When any barrel is rifled , the process leaves small burrs in the barrel and imperfections in the barrel. These burrs are eventually worn out and smoothed up by bulletts passing over them. You may have heard that a rifle or pistols shoots "better" after a few hundred rounds. Some people call this shooting a rifle "IN". By firelapping, all you are doing is accelerating the process. You are smoothing the imperfections out by lapping the barrel with unsized bullets. You are essentially using the gun itself to lap the barrel. Its a whole lot easier and takes less time than doing it by hand. Its important to remember that the bullets need to travel as slow as they can and still make it out the barrel. Then the gun needs to be cleaned very well. My .44 barrel looked like it had a mirror finish in it after I did mine. It also makes it more accurate because the burrs arent shaving pieces of lead so much.

Personally, Ive never had anything but good results from doing it.

Remember that it's important not to get carried away with this. You just want to remove the burrs,not shave the edges off of the rifleing. If you do it too much you are removing the service life out of the barrel. If you have a production barrel you may see more results than in a custom barrel which are held to tighter tolerances and better production methods.

February 18, 2002, 04:11 PM
I don't think that will be an issue for me as all of my guns have at least 500 rounds through them. With the exception of mt AR. It has a chromed barrel and I don't think I'll "ruin" that one unless I'm shooting.

Badger Arms
February 18, 2002, 09:11 PM
My feeling is that it will accelerate erosion in the forcing cone area. There is also a danger of the abrasive imbedding in the bore. I don't think it will hurt the gun that much if it's shot out, has a rough bore, or is difficult to clean. When I put together a sporter rifle in .358, I ran a jag with a patch soalked with lapping compound through the bore several times.
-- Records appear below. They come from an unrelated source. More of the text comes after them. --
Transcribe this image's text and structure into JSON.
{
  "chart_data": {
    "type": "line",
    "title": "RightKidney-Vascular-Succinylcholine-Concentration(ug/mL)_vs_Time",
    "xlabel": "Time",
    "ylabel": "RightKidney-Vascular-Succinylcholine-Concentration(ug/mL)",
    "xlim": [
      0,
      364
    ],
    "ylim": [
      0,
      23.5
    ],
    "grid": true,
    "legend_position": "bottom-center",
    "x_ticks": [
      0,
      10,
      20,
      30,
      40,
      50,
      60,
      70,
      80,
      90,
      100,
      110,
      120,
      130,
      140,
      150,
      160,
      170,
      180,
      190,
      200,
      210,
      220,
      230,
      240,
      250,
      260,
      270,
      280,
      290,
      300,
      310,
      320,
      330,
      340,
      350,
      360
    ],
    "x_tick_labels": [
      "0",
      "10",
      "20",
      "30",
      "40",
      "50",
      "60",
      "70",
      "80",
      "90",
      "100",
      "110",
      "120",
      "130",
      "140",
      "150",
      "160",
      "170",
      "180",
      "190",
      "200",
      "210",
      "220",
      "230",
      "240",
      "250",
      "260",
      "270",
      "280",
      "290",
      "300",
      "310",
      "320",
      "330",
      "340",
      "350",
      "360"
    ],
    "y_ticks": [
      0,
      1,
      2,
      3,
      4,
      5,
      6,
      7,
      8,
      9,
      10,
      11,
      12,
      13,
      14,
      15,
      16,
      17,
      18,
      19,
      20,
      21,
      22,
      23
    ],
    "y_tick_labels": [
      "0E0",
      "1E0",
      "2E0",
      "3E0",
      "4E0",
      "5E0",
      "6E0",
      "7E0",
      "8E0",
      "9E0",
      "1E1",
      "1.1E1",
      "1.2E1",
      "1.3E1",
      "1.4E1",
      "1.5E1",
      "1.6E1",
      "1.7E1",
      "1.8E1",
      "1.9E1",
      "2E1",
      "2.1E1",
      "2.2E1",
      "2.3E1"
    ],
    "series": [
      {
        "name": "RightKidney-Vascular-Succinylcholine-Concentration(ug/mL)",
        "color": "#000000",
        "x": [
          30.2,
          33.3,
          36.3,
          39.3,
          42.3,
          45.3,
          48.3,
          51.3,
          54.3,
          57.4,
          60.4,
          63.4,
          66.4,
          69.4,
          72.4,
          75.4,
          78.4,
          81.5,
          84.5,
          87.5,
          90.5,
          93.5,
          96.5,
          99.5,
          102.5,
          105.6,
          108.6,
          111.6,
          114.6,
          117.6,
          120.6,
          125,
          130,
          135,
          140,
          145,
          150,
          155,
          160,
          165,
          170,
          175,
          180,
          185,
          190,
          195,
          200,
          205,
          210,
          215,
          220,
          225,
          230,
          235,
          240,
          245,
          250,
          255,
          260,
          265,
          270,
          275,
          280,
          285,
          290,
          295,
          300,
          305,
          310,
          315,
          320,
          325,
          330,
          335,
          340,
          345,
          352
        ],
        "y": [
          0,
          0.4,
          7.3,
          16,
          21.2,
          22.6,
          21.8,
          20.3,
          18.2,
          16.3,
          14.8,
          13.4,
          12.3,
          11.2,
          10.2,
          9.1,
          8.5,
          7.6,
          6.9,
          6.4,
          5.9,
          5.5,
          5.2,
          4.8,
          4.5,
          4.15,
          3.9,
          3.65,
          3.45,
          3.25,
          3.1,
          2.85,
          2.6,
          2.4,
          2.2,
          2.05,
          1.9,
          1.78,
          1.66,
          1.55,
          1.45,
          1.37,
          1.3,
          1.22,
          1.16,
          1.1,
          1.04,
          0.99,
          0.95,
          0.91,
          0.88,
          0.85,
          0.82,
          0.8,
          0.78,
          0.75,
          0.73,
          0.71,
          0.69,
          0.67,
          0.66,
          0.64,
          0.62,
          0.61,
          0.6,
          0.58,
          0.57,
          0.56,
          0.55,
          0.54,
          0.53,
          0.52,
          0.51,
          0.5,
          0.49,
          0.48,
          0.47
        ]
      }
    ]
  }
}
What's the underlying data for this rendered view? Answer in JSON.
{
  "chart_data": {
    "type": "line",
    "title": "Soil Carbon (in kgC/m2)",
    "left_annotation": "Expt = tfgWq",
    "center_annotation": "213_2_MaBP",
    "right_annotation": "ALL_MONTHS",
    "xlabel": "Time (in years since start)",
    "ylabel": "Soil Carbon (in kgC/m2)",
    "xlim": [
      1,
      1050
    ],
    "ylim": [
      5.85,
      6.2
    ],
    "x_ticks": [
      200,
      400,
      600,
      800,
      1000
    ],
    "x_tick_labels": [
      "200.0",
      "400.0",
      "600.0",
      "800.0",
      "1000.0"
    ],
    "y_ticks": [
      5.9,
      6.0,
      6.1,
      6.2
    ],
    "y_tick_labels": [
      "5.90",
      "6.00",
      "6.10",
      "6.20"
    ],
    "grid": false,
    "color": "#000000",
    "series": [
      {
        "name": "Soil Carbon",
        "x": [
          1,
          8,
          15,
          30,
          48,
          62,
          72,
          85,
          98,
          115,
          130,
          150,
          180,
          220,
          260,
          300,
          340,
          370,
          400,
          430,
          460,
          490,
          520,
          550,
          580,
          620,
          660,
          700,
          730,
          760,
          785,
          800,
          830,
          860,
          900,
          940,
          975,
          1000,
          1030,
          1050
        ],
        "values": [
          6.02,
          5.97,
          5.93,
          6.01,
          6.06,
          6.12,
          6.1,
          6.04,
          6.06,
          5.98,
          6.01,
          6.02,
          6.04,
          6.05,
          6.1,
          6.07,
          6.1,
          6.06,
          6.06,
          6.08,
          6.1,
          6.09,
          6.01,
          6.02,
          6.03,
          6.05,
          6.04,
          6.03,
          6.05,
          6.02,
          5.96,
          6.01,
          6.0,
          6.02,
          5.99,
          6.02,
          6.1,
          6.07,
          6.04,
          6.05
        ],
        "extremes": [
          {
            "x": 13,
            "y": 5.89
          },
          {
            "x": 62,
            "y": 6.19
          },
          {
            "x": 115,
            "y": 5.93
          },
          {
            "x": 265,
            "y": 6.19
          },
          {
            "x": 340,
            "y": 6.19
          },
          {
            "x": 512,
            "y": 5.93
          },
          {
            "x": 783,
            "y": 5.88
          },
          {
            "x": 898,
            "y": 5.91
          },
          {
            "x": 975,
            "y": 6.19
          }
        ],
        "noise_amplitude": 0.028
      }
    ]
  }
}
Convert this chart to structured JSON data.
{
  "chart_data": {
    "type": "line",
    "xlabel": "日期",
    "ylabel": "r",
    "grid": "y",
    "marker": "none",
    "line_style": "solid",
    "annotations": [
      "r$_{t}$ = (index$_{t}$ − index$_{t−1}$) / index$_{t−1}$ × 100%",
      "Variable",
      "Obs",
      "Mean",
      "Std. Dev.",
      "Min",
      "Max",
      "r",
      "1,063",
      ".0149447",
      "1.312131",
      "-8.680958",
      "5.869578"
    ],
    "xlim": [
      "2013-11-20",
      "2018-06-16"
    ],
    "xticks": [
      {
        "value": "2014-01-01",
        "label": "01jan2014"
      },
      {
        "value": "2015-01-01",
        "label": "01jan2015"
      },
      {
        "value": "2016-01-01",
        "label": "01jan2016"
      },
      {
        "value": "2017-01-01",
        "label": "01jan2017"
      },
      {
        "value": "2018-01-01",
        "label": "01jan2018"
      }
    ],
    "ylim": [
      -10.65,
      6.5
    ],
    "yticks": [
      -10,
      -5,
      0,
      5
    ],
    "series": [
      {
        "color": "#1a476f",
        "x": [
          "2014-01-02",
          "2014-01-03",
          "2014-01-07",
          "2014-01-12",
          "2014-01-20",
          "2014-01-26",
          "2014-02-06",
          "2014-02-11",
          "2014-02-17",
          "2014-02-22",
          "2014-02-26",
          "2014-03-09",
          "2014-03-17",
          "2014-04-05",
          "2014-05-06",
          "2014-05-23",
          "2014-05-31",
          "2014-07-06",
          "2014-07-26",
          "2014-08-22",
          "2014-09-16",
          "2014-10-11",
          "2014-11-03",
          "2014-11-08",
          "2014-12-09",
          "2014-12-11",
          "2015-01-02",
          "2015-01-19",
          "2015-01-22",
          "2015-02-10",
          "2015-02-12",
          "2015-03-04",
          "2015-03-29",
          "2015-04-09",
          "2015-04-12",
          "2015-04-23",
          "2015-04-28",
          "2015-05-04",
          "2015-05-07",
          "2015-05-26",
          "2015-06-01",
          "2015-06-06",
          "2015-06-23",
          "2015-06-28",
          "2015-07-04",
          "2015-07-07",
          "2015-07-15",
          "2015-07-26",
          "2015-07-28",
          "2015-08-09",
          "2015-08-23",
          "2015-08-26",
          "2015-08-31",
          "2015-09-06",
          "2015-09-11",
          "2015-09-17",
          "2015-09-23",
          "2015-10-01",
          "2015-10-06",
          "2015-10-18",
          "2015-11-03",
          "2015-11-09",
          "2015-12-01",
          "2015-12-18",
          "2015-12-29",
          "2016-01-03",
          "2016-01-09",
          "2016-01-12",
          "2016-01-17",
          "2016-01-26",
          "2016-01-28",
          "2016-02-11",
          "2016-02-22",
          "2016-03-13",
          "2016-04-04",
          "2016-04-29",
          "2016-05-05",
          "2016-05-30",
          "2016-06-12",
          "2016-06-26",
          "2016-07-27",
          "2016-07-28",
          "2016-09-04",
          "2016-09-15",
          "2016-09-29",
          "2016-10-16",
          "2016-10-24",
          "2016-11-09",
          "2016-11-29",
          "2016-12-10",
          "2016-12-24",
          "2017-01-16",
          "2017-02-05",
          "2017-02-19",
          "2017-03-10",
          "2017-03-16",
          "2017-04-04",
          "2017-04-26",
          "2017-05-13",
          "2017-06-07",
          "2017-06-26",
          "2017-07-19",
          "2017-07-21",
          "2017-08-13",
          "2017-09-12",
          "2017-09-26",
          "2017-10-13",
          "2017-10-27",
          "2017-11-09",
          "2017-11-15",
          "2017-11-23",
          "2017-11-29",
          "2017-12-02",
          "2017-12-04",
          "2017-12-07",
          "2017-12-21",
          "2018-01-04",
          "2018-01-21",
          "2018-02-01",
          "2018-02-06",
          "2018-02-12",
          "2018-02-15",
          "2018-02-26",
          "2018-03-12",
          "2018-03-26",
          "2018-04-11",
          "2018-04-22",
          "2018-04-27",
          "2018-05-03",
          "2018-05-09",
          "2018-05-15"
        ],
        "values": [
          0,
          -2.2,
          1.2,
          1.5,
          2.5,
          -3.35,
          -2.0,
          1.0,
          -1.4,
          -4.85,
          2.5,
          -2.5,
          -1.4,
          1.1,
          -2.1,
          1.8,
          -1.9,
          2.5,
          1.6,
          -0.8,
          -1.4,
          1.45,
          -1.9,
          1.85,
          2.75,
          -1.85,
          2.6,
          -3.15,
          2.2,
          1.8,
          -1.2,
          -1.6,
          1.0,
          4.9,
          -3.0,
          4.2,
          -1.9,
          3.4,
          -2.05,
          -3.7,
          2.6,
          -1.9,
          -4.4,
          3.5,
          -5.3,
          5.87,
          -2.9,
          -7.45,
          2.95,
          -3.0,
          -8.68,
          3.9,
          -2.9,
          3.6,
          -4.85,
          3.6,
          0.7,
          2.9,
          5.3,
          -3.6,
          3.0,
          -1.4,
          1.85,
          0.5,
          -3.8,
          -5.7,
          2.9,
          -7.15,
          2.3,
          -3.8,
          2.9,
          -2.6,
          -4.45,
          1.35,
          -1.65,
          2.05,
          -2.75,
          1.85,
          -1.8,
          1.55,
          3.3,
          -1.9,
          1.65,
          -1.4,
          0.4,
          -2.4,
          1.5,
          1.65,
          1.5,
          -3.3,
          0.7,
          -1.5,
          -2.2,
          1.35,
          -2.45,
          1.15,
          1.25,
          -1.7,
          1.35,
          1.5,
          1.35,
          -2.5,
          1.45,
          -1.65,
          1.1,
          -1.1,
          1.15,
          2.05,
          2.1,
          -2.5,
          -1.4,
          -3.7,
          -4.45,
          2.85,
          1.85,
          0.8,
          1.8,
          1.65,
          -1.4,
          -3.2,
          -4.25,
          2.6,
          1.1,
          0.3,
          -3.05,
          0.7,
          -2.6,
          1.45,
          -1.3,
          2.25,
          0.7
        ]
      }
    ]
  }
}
After Cleaning it and repeating the process a few times, I noticed that it was considerably easier to get the patch through the barrel. Once chambered and cut to length, I treated the bore with Tetra-Oil per their instructions. You'd think the barrel was made of Teflon. Nothing sticks to it. The rifling still looks sharp. The barrel did look like a mirror at first but has dulled a bit. Accuracy is superb.

Three advantages to fire-lapping IMHO:

1- Easier cleaning.
2- More consistant accuracy and velocity.
3- It's easy.

Again, like other's have said, if your gun shoots fine without it and isn't a bear to clean, don't mess with it.